I'm a bit out of guitar 'culture' these days, but I recall a tendency to prize things that are old (or 'vintage'). In some cases this is warranted (like guitars from the 1950s and 1960s), but in others it really isn't. I think older digital delay pedals in particular are a strange thing to prize, because they are computers. Like any computer they have just got more powerful, with more features, and (relatively) cheaper over time.
Still, there's something to be said for good design, and I'm really fond of the Yamaha DDS-20M.
I have two, like a normal person |
When I bought these second-hand I think they would have been about 10 years old and around £50. When they were first released they would have been a fairly 'high-end' unit for the time - with the ability to get around 2 seconds of delay and also to sample a 2 second passage and that will loop indefinitely. The loop is retained too, unlike similar pedals of the time like the Boss DD3 where you can capture a phrase but it disappears once you take your foot off the pedal. By comparison, you could get a pedal that can record 30 minutes of your guitar playing for £50 nowadays. But at the time in the 1990s or whatever, 2 seconds WHOA HOLD ON WE ARE GOING TO SPACE.
The unit also has 3 modes to select time ranges (short / medium / long) and it's solidly built with a metal case. These were made in Japan, which suggests a certain degree of quality components, materials, and high quality control too.
I started playing guitar when I was 14, but it was many years before I got a delay pedal because they were always too expensive. Now they are my favourite creative tool. If I was starting playing again, I'd want to have a fairly basic delay pedal for practice because it can really help with your timing. Also delay pedals are a great crutch if you are not very good at playing guitar. You can make yourself sound like you are playing more than you actually are, you can cover up your sloppy chops in a big wall of echo, and if you can sample a phrase then you can stop playing altogether and have a rest or do a "look no hands!" magic trick that will drive audiences wild.
This pedal reminds me of a particular time (2007), and a bit of a watershed in my playing and writing. I wrote a part of a song that featured a cascading, delayed phrase that I then sampled the end of by crouching down and turning a knob to the right. The sampled phrase was in time with the drums (or, the drums played in time to the phrase) and I had my hands free to clap or play a wood block. I do this kind of thing all the time now. I am a very lazy guitarist. Back then, people couldn't work out how I was doing it, which I got a kick out of.
The point was that this unit is intuitive and responsive enough to be easy to try things out in the moment, rather than having to read a manual beforehand. You can also use it to make flying saucer noises.
With the memory of making that song, the Yamaha DDS-20M is also strongly linked to a place. We were rehearsing in a really nice professional studio complex near Old Street in London. It was too good for us. It was the second place we'd been resident in, after the first one (in Holloway Road) closed down because the land was sold for property development.

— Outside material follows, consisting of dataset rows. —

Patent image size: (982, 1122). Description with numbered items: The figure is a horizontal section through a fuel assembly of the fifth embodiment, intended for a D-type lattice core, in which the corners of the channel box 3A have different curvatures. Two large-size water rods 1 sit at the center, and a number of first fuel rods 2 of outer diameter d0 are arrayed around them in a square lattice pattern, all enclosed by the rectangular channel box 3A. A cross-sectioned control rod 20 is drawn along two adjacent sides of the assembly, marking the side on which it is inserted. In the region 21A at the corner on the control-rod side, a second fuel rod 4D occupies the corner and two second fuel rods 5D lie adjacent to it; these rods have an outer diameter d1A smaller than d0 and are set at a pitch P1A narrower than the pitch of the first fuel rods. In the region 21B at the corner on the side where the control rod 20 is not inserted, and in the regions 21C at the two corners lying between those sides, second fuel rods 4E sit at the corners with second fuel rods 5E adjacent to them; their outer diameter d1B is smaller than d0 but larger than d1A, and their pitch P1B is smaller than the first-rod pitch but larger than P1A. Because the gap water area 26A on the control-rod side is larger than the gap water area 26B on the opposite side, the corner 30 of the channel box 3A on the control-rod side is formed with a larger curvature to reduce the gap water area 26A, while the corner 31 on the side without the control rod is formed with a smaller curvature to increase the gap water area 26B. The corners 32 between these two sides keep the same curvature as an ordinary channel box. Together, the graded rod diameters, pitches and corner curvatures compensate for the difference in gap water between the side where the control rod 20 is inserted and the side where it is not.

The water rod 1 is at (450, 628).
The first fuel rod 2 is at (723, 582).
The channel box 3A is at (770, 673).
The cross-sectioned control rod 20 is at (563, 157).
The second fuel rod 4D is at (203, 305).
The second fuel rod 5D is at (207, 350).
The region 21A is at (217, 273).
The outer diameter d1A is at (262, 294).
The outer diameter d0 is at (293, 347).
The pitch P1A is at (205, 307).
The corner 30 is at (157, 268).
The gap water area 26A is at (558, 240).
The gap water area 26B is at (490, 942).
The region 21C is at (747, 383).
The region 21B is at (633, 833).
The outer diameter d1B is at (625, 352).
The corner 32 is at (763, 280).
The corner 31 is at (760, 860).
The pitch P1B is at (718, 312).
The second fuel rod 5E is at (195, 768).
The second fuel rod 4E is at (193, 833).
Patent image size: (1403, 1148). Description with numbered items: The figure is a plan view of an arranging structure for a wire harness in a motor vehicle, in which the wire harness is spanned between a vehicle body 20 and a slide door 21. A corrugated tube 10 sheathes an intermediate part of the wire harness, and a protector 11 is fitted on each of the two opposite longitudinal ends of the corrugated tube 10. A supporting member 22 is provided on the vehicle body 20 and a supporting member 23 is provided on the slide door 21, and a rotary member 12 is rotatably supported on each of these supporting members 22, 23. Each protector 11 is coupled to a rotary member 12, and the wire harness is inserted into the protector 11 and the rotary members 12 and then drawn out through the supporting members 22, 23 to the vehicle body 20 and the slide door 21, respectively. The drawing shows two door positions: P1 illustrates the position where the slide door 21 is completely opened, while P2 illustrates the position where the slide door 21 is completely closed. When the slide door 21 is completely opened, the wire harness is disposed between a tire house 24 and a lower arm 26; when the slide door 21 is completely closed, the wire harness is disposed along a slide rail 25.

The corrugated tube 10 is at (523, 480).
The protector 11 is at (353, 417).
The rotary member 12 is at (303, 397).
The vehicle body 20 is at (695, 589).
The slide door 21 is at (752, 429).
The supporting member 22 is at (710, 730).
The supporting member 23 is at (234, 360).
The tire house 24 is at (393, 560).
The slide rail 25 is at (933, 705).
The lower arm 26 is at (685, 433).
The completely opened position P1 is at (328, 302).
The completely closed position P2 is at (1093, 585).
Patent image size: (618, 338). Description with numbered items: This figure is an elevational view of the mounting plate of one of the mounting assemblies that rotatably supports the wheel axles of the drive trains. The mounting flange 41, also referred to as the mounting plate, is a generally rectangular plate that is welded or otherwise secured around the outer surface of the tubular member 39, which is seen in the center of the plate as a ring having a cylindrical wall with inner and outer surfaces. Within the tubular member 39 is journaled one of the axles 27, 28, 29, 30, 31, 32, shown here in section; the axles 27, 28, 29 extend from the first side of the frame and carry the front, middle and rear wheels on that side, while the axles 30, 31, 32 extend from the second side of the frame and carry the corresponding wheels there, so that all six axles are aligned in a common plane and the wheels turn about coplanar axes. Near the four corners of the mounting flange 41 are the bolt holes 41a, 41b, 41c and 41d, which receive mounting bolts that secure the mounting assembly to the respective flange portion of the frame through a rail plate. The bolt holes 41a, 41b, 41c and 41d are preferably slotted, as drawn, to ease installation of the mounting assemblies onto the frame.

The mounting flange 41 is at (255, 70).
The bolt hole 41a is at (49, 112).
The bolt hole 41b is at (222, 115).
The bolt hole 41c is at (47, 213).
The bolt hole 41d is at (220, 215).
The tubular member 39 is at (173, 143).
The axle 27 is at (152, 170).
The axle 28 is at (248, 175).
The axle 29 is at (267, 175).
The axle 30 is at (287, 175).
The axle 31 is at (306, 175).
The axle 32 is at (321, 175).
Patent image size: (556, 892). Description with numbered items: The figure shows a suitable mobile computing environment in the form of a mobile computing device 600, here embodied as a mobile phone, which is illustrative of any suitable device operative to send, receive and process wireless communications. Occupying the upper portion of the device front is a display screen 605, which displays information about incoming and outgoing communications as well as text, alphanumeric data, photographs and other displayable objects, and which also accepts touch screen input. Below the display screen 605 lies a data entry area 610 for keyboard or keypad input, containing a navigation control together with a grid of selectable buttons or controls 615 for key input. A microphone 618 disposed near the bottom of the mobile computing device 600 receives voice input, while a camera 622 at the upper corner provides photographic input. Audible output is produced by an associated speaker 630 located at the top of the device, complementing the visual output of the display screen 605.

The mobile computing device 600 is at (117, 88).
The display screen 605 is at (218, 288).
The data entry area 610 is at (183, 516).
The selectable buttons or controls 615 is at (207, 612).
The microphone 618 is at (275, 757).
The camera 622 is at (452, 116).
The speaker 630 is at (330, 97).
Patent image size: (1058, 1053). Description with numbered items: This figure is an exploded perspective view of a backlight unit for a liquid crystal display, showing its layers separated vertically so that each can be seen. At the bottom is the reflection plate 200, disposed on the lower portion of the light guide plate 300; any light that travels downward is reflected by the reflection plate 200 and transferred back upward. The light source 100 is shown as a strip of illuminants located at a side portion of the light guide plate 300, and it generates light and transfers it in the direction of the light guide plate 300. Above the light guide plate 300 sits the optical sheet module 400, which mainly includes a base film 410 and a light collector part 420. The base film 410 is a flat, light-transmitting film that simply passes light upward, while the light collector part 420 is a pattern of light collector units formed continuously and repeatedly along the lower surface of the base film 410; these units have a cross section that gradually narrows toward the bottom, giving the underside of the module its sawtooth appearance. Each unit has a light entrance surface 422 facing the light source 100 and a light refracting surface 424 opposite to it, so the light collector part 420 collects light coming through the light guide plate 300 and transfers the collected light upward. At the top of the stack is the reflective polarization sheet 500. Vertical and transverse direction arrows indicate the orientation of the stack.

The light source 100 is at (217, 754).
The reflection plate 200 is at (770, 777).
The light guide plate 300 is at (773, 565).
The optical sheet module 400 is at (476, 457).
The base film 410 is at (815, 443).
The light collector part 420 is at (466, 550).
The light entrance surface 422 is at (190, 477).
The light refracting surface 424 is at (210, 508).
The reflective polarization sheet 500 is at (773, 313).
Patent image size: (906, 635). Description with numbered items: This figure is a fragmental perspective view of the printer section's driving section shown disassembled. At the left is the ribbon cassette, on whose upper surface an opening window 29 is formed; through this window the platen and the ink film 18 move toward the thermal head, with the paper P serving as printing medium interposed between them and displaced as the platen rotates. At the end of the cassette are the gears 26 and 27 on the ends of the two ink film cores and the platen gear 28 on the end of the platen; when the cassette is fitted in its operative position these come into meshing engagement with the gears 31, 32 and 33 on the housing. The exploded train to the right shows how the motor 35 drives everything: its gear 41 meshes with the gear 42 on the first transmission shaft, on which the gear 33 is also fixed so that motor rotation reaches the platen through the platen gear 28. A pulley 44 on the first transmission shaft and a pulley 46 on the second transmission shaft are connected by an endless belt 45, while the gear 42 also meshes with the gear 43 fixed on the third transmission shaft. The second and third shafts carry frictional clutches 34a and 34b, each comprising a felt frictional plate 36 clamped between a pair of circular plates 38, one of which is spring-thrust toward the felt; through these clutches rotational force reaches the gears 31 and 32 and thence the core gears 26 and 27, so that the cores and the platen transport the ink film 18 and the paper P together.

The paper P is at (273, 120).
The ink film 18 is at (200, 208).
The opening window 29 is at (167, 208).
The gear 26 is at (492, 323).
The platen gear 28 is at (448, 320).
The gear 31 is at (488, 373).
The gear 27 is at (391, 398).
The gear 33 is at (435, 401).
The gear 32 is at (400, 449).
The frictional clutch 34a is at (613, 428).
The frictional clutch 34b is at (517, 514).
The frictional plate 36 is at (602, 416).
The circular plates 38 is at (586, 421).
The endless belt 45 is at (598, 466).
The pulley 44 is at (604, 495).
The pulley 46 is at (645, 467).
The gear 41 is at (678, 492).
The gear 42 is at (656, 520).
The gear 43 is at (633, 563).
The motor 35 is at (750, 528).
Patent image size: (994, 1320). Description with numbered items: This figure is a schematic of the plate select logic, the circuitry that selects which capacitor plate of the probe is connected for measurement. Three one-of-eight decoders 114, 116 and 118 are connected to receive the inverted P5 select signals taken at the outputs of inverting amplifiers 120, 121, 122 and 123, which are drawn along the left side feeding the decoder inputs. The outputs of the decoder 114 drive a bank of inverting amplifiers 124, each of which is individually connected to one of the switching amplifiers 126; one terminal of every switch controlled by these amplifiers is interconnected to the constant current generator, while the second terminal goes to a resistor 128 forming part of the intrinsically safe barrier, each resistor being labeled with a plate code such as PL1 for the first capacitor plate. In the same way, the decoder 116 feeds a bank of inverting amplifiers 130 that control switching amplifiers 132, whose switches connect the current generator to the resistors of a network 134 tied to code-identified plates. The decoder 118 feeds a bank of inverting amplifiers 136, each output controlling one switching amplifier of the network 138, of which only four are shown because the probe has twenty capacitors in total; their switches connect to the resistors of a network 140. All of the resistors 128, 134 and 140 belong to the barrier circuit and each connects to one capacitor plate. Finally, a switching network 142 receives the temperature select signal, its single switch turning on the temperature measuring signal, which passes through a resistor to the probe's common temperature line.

The place in Old Street suited us, although it was at the limit of our collective budget. The main memory from there was the day that the singer told us he would be leaving the band. I distinctly remember the sudden sinking feeling in my gut, because the news was a complete surprise. Then I remember him leaving rehearsal, and the rest of us quickly resolving to carry on playing together but as a new band, with new songs. There was definitely an immediate reaction to 'keep going'. I don't remember talking about it with the singer much at the time, and I regret that a bit. Not to persuade him to stay because he was definitively leaving, but just to talk about it more than we did.
We had to move out of that rehearsal space before too long, as the rates went up twice within a year and it became impossibly expensive. We've been fairly lucky with rehearsal spaces since, but I assume it's much harder to rehearse in London than it used to be, let alone run a rehearsal studio business.
Both of my Yamaha DDS-20M pedals are slightly faulty now, but they've had plenty of use. They are fairly basic by today's standards, but well made and its various features and settings complement each other really well. Most importantly, this unit opened up a new avenue in my playing that I've got a great deal out of since.